LLMs can unmask pseudonymous users at scale with surprising accuracy

Powderhorn@beehaw.org · 3 months ago

LLMs can unmask pseudonymous users at scale with surprising accuracy

AmbitiousProcess (they/them)@piefed.social · 3 months ago

This is something we’re gonna see a lot more of, and I don’t mean specifically “LLMs doing privacy violations”, though that’ll probably be a lot of it.

LLMs are really good at taking unstructured data (e.g. all your social media posts, usernames, aliases, writing style, hints about your location, time of activity, etc) and turning it into structured data. (e.g. name=this, city=that, political preference=them, etc). Why do you think most early uses of LLMs that were quickly deployed were just article summarizer tools? Unstructured data (articles) > Structured data (bullet points)

This is really good for surveillance, because it means they can take all your activity and condense it down into something that’s easier to parse and correlate. Other tools have existed to do this for a long time, (mostly in the hands of intelligence agencies) but this just makes it more accessible and easy to use, and adds some complexity to how it can operate.

I think we’re gonna see a lot more use of LLMs for things like this.
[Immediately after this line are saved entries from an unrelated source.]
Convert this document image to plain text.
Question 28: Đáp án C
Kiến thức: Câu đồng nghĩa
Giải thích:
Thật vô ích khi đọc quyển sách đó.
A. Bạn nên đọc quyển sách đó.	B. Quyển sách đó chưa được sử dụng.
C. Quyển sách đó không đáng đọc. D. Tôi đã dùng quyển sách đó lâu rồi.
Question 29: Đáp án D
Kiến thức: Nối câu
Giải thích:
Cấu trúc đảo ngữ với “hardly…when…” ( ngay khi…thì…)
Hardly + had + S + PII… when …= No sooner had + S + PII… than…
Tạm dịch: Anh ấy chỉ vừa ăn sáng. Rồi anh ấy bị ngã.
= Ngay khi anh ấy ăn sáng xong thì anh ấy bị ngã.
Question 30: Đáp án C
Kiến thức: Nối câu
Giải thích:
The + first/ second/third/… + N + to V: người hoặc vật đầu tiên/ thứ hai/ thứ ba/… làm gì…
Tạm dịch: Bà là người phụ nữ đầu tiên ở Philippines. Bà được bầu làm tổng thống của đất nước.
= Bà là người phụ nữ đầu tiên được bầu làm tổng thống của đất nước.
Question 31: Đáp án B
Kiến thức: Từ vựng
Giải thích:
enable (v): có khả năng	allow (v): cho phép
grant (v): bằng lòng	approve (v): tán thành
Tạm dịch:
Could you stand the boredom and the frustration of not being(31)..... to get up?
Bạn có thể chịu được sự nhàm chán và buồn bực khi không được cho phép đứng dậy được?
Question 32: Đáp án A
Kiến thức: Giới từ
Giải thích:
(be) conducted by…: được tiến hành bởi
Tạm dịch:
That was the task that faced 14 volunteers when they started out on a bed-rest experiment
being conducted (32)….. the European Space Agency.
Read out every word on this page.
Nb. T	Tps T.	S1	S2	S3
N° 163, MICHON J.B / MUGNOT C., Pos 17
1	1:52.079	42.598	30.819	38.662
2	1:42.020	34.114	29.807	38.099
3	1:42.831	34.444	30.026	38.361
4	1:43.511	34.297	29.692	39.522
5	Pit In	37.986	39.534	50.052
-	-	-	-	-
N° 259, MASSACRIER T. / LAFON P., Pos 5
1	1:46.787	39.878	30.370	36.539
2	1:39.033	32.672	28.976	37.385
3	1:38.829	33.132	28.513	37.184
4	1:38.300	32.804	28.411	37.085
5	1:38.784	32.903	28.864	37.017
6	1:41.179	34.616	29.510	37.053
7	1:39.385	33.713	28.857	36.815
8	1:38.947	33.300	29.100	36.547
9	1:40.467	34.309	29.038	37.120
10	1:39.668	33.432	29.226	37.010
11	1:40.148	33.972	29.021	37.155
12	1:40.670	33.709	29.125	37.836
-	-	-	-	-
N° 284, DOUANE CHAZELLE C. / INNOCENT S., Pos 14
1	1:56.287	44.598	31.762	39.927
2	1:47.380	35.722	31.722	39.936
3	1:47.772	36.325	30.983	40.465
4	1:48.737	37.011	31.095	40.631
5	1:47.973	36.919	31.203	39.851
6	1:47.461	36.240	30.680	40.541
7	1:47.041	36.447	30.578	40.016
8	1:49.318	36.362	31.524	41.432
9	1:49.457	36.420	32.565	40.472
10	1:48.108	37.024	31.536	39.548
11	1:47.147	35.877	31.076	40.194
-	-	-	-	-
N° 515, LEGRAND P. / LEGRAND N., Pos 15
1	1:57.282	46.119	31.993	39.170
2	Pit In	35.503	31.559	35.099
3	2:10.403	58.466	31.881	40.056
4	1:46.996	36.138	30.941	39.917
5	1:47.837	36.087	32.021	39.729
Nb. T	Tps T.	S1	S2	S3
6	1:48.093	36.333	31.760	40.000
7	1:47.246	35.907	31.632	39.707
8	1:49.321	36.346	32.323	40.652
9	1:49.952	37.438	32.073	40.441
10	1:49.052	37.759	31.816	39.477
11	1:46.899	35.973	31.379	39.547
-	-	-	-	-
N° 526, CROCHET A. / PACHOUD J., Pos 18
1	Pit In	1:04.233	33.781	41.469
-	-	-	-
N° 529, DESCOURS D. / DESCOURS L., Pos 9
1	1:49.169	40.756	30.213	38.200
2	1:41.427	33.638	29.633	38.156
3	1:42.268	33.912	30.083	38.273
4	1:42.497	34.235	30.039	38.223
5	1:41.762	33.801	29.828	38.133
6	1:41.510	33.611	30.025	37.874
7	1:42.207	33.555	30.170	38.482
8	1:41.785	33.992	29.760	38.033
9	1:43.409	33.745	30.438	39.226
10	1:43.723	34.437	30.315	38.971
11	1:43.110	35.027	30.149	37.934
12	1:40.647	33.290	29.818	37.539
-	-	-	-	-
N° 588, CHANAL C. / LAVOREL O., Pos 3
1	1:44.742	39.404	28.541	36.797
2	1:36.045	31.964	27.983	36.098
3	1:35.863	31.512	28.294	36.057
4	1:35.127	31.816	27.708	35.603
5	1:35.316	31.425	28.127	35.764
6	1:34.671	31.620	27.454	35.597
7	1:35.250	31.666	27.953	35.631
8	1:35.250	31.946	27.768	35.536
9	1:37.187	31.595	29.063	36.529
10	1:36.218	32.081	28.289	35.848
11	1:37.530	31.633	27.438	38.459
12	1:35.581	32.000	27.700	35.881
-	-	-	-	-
Taking something unstructured, and making it structured, because hallucinations and things like that are a lot less common when the task is just reorganizing existing information, rather than coming up with something new. (though of course, hallucinations will never go away, and are still gonna be pretty prevalent)

That could be deanonymizing your accounts, or it could just be things like looking through all your files to sort them into better predefined categories, or things like what Mozilla does with their tab groups where you can have it suggest other tabs that would fit into that group, and a local model figures out which tabs belong in which topic (with pretty good accuracy in my experience.)

Unfortunately, companies have very little interest in making your life easier by doing things like sorting your files for you, because they already are quite disinterested in making their systems easy to use if it doesn’t directly generate a profit (cough cough- Microslop), and have a much larger interest in doing things like tracking you to sell you some new crap.